È in pieno svolgimento la lotteria delle nomine governative. I bookmakers sono incertissimi sulle quotazioni anche perché con i nuovi maggiorenti della politica si cammina su terre incognite. A voler fare presagi e qualche scommessa sicura basterebbe, però, non allontanarsi dal mazzo dei burocrati e manager evergreen che hanno occupato la scena pubblica negli ultimi vent’anni: i governi passano ma il potere vero non cambia mai.

Alla fine della fiera ci ritroveremo a commentare le 540 nomine che comporranno il mosaico del potere pubblico nei prossimi lustri, dando l’impressione di celebrare il principio dello spoils system, ma in realtà santificando solo la solidità di una casta di hilander. In attesa di scommettere una pizza col direttore della testata intorno al gagliardissimo tema, mi permetto sommessamente di fare una piccola proposta.

Nel mucchio delle nomine c’è anche la Rai, che sarebbe ancora il servizio pubblico che fa televisione ed entra nelle case di tutti gli italiani (specialmente gli over 40) per informare, educare, divertire e tante altre belle cose ancora. C’è da nominare il nuovo cda, secondo le nuove regole, ma anche il direttore generale/amministratore delegato e il presidente. Fate come vi pare per tutto: per i consiglieri, che saranno eletti dal Parlamento, per il super manager a capo dell’azienda ma per quel che riguarda la figura del Presidente, che pure viene eletto nell’ambito del Cda, per favore fate un po’ più di attenzione. Sia chiaro: la riforma sposta tutti i poteri nelle mani dell’ad, lasciando al Presidente solo un ruolo di rappresentanza. E tuttavia quel ruolo può essere importante assai. Perché, invece di rappresentare il premio di consolazione nel mazzetto spartitorio, potrebbe essere usato come una finestra per riconnettere la Rai, cioè il servizio pubblico, al cittadino-utente che la paga e la sostiene senza manco potersi rifiutare di farlo.

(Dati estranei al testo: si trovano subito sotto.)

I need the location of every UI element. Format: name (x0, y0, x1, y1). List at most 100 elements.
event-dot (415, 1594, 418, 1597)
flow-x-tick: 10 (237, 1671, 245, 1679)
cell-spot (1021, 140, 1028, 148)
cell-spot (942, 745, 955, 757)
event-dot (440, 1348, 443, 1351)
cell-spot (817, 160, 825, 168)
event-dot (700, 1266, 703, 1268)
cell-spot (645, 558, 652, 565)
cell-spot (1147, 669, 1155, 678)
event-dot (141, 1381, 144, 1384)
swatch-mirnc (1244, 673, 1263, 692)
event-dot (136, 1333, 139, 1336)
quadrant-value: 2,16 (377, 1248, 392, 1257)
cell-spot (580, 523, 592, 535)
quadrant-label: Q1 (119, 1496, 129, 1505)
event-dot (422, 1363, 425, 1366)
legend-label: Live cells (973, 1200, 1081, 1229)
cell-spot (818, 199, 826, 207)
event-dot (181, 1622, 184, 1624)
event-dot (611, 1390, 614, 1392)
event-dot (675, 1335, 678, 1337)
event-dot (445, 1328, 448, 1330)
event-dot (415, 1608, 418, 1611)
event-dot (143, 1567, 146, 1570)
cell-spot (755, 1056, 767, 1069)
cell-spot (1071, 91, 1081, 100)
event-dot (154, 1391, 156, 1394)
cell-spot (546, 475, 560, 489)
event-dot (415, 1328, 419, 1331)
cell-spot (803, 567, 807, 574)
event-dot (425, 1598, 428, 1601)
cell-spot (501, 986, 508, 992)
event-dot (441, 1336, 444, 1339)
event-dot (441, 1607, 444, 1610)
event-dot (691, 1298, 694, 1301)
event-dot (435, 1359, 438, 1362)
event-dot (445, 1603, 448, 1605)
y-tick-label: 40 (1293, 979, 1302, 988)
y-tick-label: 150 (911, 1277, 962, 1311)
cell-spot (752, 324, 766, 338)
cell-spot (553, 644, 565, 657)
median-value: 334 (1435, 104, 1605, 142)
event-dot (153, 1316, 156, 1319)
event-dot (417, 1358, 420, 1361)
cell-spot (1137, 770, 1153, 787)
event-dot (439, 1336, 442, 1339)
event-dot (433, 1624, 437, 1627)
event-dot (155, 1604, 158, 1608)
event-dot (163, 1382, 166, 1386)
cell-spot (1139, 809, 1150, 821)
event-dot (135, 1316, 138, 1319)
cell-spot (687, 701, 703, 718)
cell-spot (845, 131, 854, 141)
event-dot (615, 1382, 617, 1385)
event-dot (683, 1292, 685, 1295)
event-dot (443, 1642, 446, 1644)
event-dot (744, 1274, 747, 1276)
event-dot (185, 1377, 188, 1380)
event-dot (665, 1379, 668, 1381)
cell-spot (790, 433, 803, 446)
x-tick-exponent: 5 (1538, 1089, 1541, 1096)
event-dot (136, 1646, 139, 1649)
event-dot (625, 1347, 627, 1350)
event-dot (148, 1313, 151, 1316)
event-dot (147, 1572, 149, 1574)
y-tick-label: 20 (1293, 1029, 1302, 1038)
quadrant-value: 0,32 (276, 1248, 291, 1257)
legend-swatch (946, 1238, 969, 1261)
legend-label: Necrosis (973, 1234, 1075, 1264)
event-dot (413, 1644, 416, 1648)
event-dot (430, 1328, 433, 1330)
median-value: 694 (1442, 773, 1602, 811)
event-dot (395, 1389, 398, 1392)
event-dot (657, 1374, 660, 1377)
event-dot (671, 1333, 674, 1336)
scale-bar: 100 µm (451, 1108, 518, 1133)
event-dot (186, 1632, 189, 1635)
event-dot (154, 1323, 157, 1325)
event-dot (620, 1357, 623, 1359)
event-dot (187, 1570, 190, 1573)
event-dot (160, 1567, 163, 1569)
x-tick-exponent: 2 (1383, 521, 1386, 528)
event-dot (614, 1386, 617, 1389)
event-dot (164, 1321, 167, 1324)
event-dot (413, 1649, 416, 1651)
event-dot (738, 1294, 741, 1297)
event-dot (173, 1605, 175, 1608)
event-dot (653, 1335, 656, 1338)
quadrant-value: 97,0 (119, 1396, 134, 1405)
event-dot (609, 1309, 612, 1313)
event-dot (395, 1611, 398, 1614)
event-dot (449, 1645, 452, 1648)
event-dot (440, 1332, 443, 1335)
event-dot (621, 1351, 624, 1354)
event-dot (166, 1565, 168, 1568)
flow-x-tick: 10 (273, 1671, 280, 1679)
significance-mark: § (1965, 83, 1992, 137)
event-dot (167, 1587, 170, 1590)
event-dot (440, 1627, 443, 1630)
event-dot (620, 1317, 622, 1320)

Ci vorrebbe una faccia amica, di quelle che più di ogni altra incarnano il servizio pubblico per non essersi mai fatta trascinare nelle terre degli infedeli. Una faccia intelligente e riconoscibile, che si è fatta amare dal pubblico per le sue creazioni. Uno come Renzo Arbore, che ha praticato tutte le dimensioni della comunicazione Rai, dalla radio con cui ha insegnato agli italiani il rock e il rithm and blues quando ancora furoreggiava il gorgheggio sanremese, alla televisione dell’Altra Domenica, una spiazzante jam session di virtuosi dell’ironia, tutti giovanissimi e sconosciuti, che raccontò agli italiani la lunare e urticante toscanità di Benigni, l’eleganza di una giovanissima e bellissima Isabella Rossellini, gli straniamenti di Marenco, Bracardi ed Andy Luotto, la trasgressione en travesti delle Sorelle Bandiera. E ancora in tv: l’inarrivabile stagione di “Quelli della notte”, con l’esercito di geniali “situazionisti” in cui trovavi De Crescenzo e Nino Frassica, Riccardo Pazzaglia e Maurizio Ferrini, e mille altri ancora che avrebbero poi guadagnato ruoli da protagonisti della scena televisiva con la chiave dell’intelligenza mascherata da goliardia di provincia. Si può continuare a lungo: “Indietro tutta”, le ragazze Coccodè e le brasiliane scosciate del Cacao Meravigliao, uno “sponsorao”immaginario evocato per rappresentare il simbolo delle tv private che impazzavano trent’anni fa ( ragazze scosciate comprese), il jazz, la musica napoletana, Sanremo e il clarinetto, le tournée globali con la sua orchestra, Rai International, la sua vocazione di talent scout, le buone imprese solidali eccetera. Insomma un bel l’esempio di italiano, intelligente, garbato, non aggressivo, e creativo. Renzo Arbore: quando la categoria del “demenziale”, del “non senso” e del “kitsch” era un’operazione paragonabile allo sberleffo dei dadaisti o alle piece di Ionesco. Insomma: una sberla per mettere in moto le sinapsi degli spettatori e non la cifra inconsapevole di un’intera stagione politica. Come avviene invece oggi.